I also birthed one of my own which is now the favorite of our family. It is bright and fresh, easy to make and oh so yummy.
Try both and see which you prefer. Maybe, like me, you like them both and will alternate to keep your tastebuds happy.
Fresh Spicy Tomato Salsa
Fresh is always best when it comes to tomatoes. This flavor is so good you may want to puree it and use it as a base for TexMex Bloody Mary’s. For a cocktail party, puree well, strain, and add a shot of tequila. Move over Marguerita, there’s a new drink in town!!
Makes 2 cups
- *10 ounces (1 small can) original Rotel diced tomatoes and green chiles
- 6-7 cherry tomatoes or 1 fresh plum tomatoes
- 2 tablespoons white or red onion, minced
- ¼ cup minced fresh, or 1½ teaspoon dried, cilantro
- ¼ teaspoon salt, or to taste
- 1 teaspoon fresh lime, optional
- Additional jalapeno pepper, optional
*Regular petite diced tomatoes plus 1 fresh jalapeno pepper, rinsed and seeded, may be substituted for Rotel tomatoes.

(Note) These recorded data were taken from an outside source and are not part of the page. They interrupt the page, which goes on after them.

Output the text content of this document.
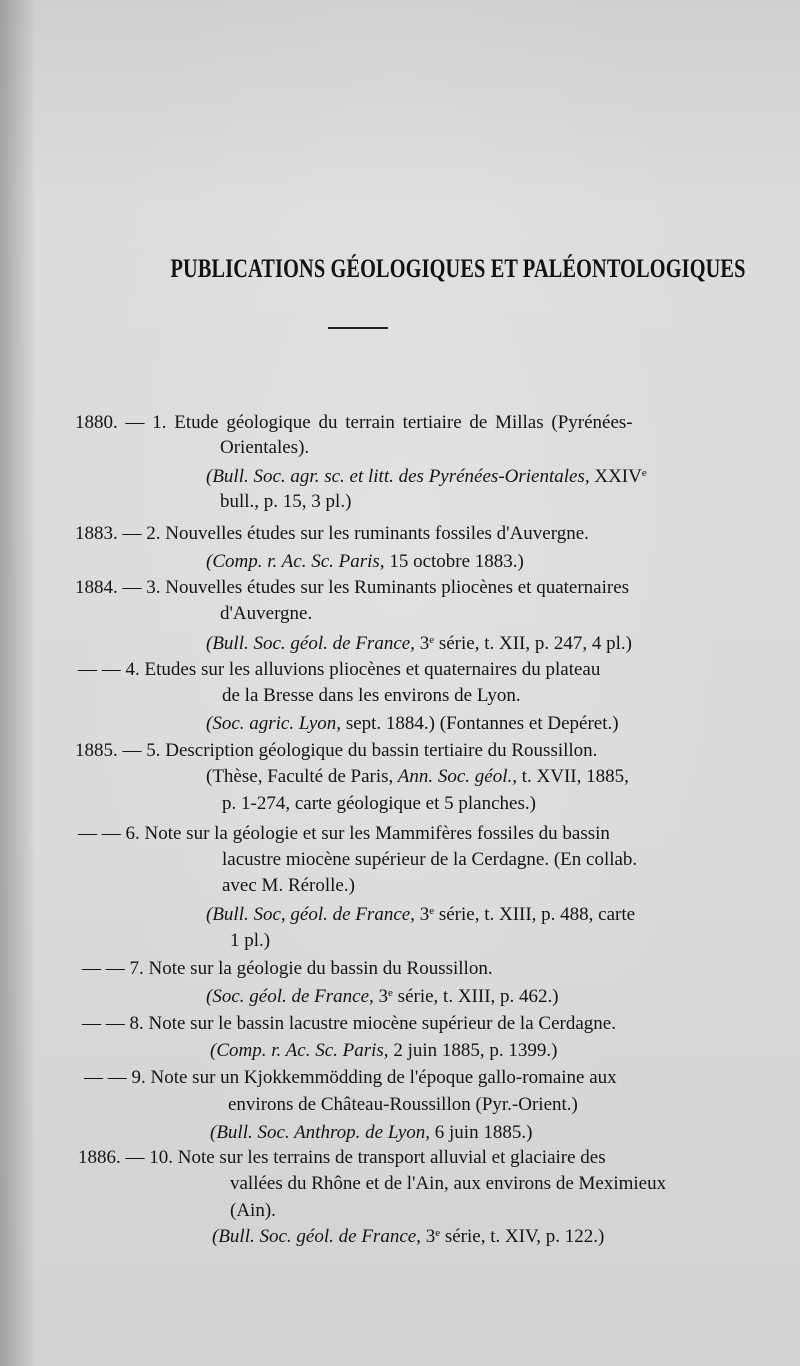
PUBLICATIONS GÉOLOGIQUES ET PALÉONTOLOGIQUES
1880. — 1. Etude géologique du terrain tertiaire de Millas (Pyrénées-
Orientales).
(Bull. Soc. agr. sc. et litt. des Pyrénées-Orientales, XXIVe
bull., p. 15, 3 pl.)
1883. — 2. Nouvelles études sur les ruminants fossiles d'Auvergne.
(Comp. r. Ac. Sc. Paris, 15 octobre 1883.)
1884. — 3. Nouvelles études sur les Ruminants pliocènes et quaternaires
d'Auvergne.
(Bull. Soc. géol. de France, 3e série, t. XII, p. 247, 4 pl.)
— — 4. Etudes sur les alluvions pliocènes et quaternaires du plateau
de la Bresse dans les environs de Lyon.
(Soc. agric. Lyon, sept. 1884.) (Fontannes et Depéret.)
1885. — 5. Description géologique du bassin tertiaire du Roussillon.
(Thèse, Faculté de Paris, Ann. Soc. géol., t. XVII, 1885,
p. 1-274, carte géologique et 5 planches.)
— — 6. Note sur la géologie et sur les Mammifères fossiles du bassin
lacustre miocène supérieur de la Cerdagne. (En collab.
avec M. Rérolle.)
(Bull. Soc, géol. de France, 3e série, t. XIII, p. 488, carte
1 pl.)
— — 7. Note sur la géologie du bassin du Roussillon.
(Soc. géol. de France, 3e série, t. XIII, p. 462.)
— — 8. Note sur le bassin lacustre miocène supérieur de la Cerdagne.
(Comp. r. Ac. Sc. Paris, 2 juin 1885, p. 1399.)
— — 9. Note sur un Kjokkemmödding de l'époque gallo-romaine aux
environs de Château-Roussillon (Pyr.-Orient.)
(Bull. Soc. Anthrop. de Lyon, 6 juin 1885.)
1886. — 10. Note sur les terrains de transport alluvial et glaciaire des
vallées du Rhône et de l'Ain, aux environs de Meximieux
(Ain).
(Bull. Soc. géol. de France, 3e série, t. XIV, p. 122.)
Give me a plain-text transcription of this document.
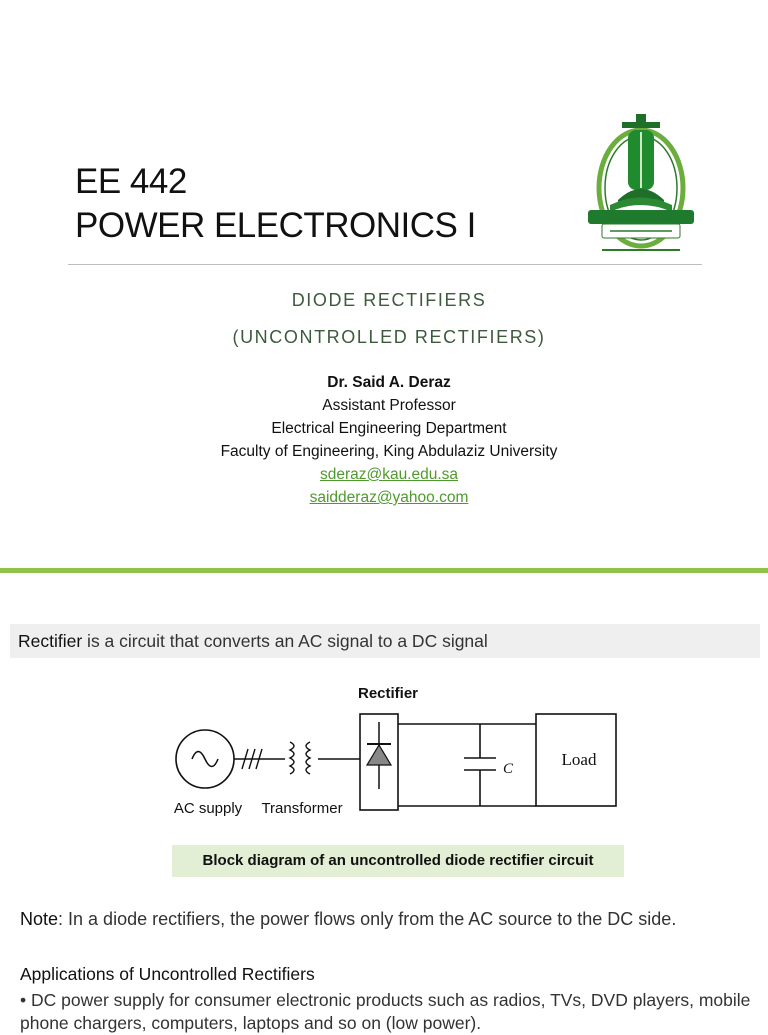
EE 442
POWER ELECTRONICS I
DIODE RECTIFIERS
(UNCONTROLLED RECTIFIERS)
Dr. Said A. Deraz
Assistant Professor
Electrical Engineering Department
Faculty of Engineering, King Abdulaziz University
sderaz@kau.edu.sa
saidderaz@yahoo.com
Rectifier is a circuit that converts an AC signal to a DC signal
Rectifier
C	Load
AC supply Transformer
Block diagram of an uncontrolled diode rectifier circuit
Note: In a diode rectifiers, the power flows only from the AC source to the DC side.
Applications of Uncontrolled Rectifiers
• DC power supply for consumer electronic products such as radios, TVs, DVD players, mobile phone chargers, computers, laptops and so on (low power).
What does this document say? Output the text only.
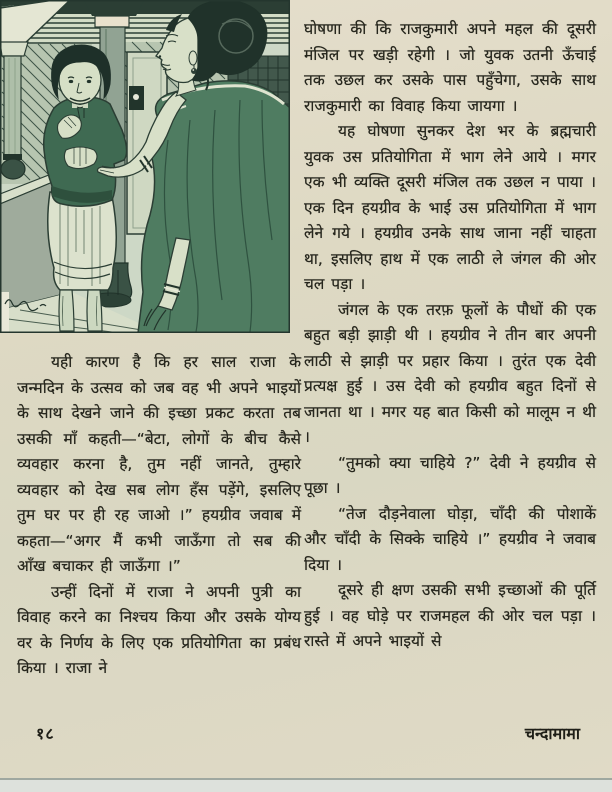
यही कारण है कि हर साल राजा के जन्मदिन के उत्सव को जब वह भी अपने भाइयों के साथ देखने जाने की इच्छा प्रकट करता तब उसकी माँ कहती—“बेटा, लोगों के बीच कैसे व्यवहार करना है, तुम नहीं जानते, तुम्हारे व्यवहार को देख सब लोग हँस पड़ेंगे, इसलिए तुम घर पर ही रह जाओ ।” हयग्रीव जवाब में कहता—“अगर मैं कभी जाऊँगा तो सब की आँख बचाकर ही जाऊँगा ।”

उन्हीं दिनों में राजा ने अपनी पुत्री का विवाह करने का निश्चय किया और उसके योग्य वर के निर्णय के लिए एक प्रतियोगिता का प्रबंध किया । राजा ने

घोषणा की कि राजकुमारी अपने महल की दूसरी मंजिल पर खड़ी रहेगी । जो युवक उतनी ऊँचाई तक उछल कर उसके पास पहुँचेगा, उसके साथ राजकुमारी का विवाह किया जायगा ।

यह घोषणा सुनकर देश भर के ब्रह्मचारी युवक उस प्रतियोगिता में भाग लेने आये । मगर एक भी व्यक्ति दूसरी मंजिल तक उछल न पाया । एक दिन हयग्रीव के भाई उस प्रतियोगिता में भाग लेने गये । हयग्रीव उनके साथ जाना नहीं चाहता था, इसलिए हाथ में एक लाठी ले जंगल की ओर चल पड़ा ।

जंगल के एक तरफ़ फूलों के पौधों की एक बहुत बड़ी झाड़ी थी । हयग्रीव ने तीन बार अपनी लाठी से झाड़ी पर प्रहार किया । तुरंत एक देवी प्रत्यक्ष हुई । उस देवी को हयग्रीव बहुत दिनों से जानता था । मगर यह बात किसी को मालूम न थी ।

“तुमको क्या चाहिये ?” देवी ने हयग्रीव से पूछा ।

“तेज दौड़नेवाला घोड़ा, चाँदी की पोशाकें और चाँदी के सिक्के चाहिये ।” हयग्रीव ने जवाब दिया ।

दूसरे ही क्षण उसकी सभी इच्छाओं की पूर्ति हुई । वह घोड़े पर राजमहल की ओर चल पड़ा । रास्ते में अपने भाइयों से

१८	चन्दामामा
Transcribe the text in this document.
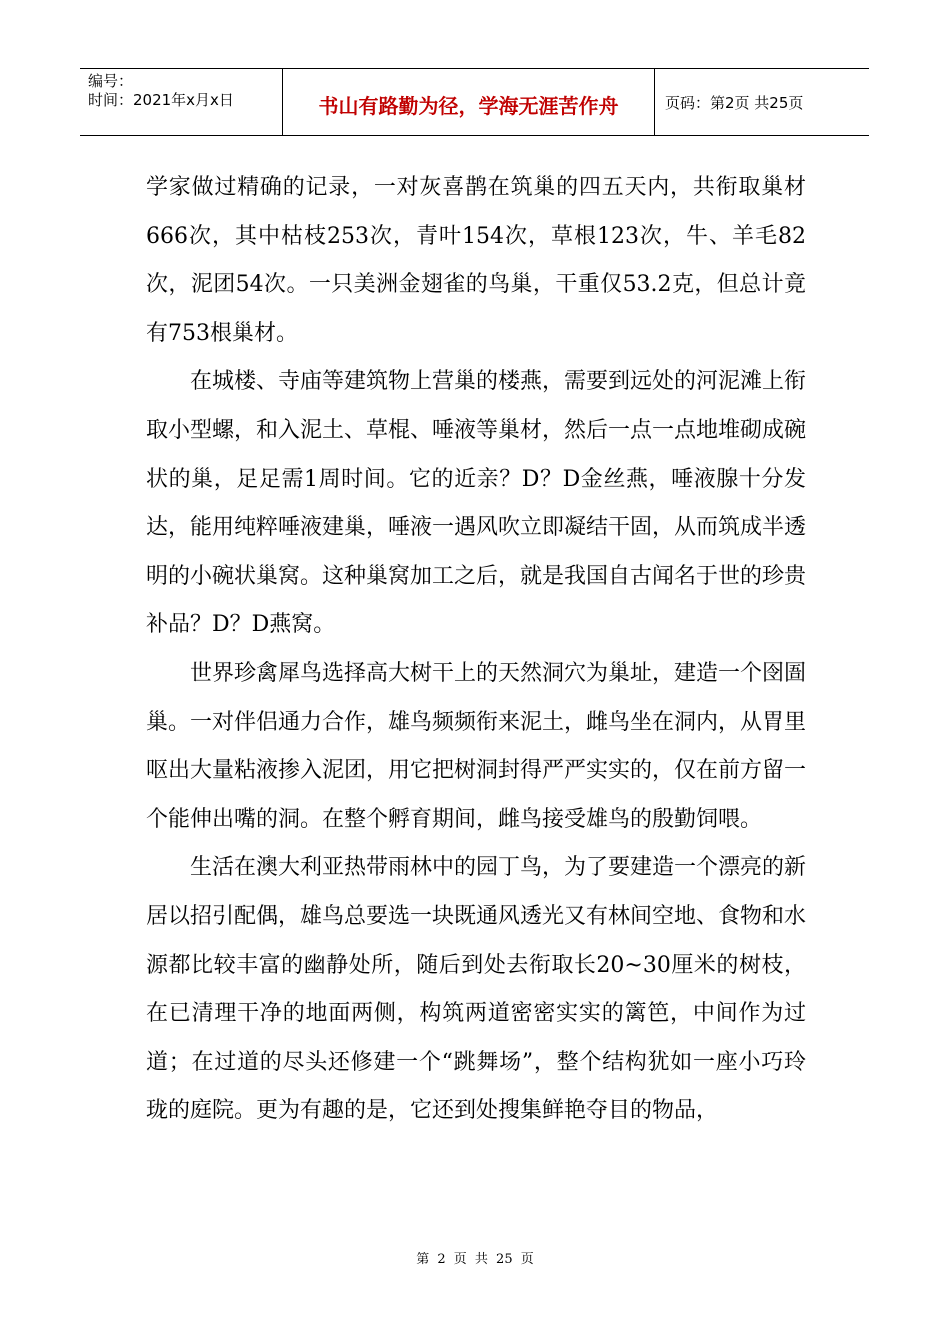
编号：
时间：2021年x月x日	书山有路勤为径，学海无涯苦作舟	页码：第2页 共25页

学家做过精确的记录，一对灰喜鹊在筑巢的四五天内，共衔取巢材666次，其中枯枝253次，青叶154次，草根123次，牛、羊毛82次，泥团54次。一只美洲金翅雀的鸟巢，干重仅53.2克，但总计竟有753根巢材。

在城楼、寺庙等建筑物上营巢的楼燕，需要到远处的河泥滩上衔取小型螺，和入泥土、草棍、唾液等巢材，然后一点一点地堆砌成碗状的巢，足足需1周时间。它的近亲？D？D金丝燕，唾液腺十分发达，能用纯粹唾液建巢，唾液一遇风吹立即凝结干固，从而筑成半透明的小碗状巢窝。这种巢窝加工之后，就是我国自古闻名于世的珍贵补品？D？D燕窝。

世界珍禽犀鸟选择高大树干上的天然洞穴为巢址，建造一个囹圄巢。一对伴侣通力合作，雄鸟频频衔来泥土，雌鸟坐在洞内，从胃里呕出大量粘液掺入泥团，用它把树洞封得严严实实的，仅在前方留一个能伸出嘴的洞。在整个孵育期间，雌鸟接受雄鸟的殷勤饲喂。

生活在澳大利亚热带雨林中的园丁鸟，为了要建造一个漂亮的新居以招引配偶，雄鸟总要选一块既通风透光又有林间空地、食物和水源都比较丰富的幽静处所，随后到处去衔取长20~30厘米的树枝，在已清理干净的地面两侧，构筑两道密密实实的篱笆，中间作为过道；在过道的尽头还修建一个“跳舞场”，整个结构犹如一座小巧玲珑的庭院。更为有趣的是，它还到处搜集鲜艳夺目的物品，

第 2 页 共 25 页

Rinse and dry tomatoes. Rinse and dry fresh cilantro with paper towel to remove excess moisture; then mince onion.
Put all ingredients into blender or food processor and pulse until finely minced. Add salt to taste.
Makes about 2 cups; serve chilled.
Optional: If you prefer a fiery salsa add one jalapeno pepper, washed, seeded, and finely minced.
Easy Hot Tomato Salsa
My daughter’s favorite
- 7 medium roasted plum tomatoes or 2 (14.5-ounce) cans fire roasted tomatoes, drained
- 1-2 jalapeno, roasted, skin and seeds removed
- 1½ teaspoon minced garlic
- 2 teaspoons salt
- ½ tablespoon dried cilantro
- 1 small onion, roasted or raw, chopped small (or minced)
Roast tomatoes and jalapenos under broiler until the skin begins to brown and char, turn over and repeat on other side.
Skin and seed jalapenos. Wash hand thoroughly after handling peppers. Pepper toxins in your eyes may cause serious burns. To begin, only use 1 jalapeno. Discard browned skin from both tomatoes and jalapenos.
Put all in blender or food processor and process until well minced. Taste to see if it needs more jalapeno or salt. If not spicy enough for you, add the other jalapeno and process more. If Salsa is too watery, put in pot and boil down, stirring constantly until it is thickened. Be careful when heating, if it is already spicy before reducing it, you may find it too spicy when it is thickened. Serve warm with chips.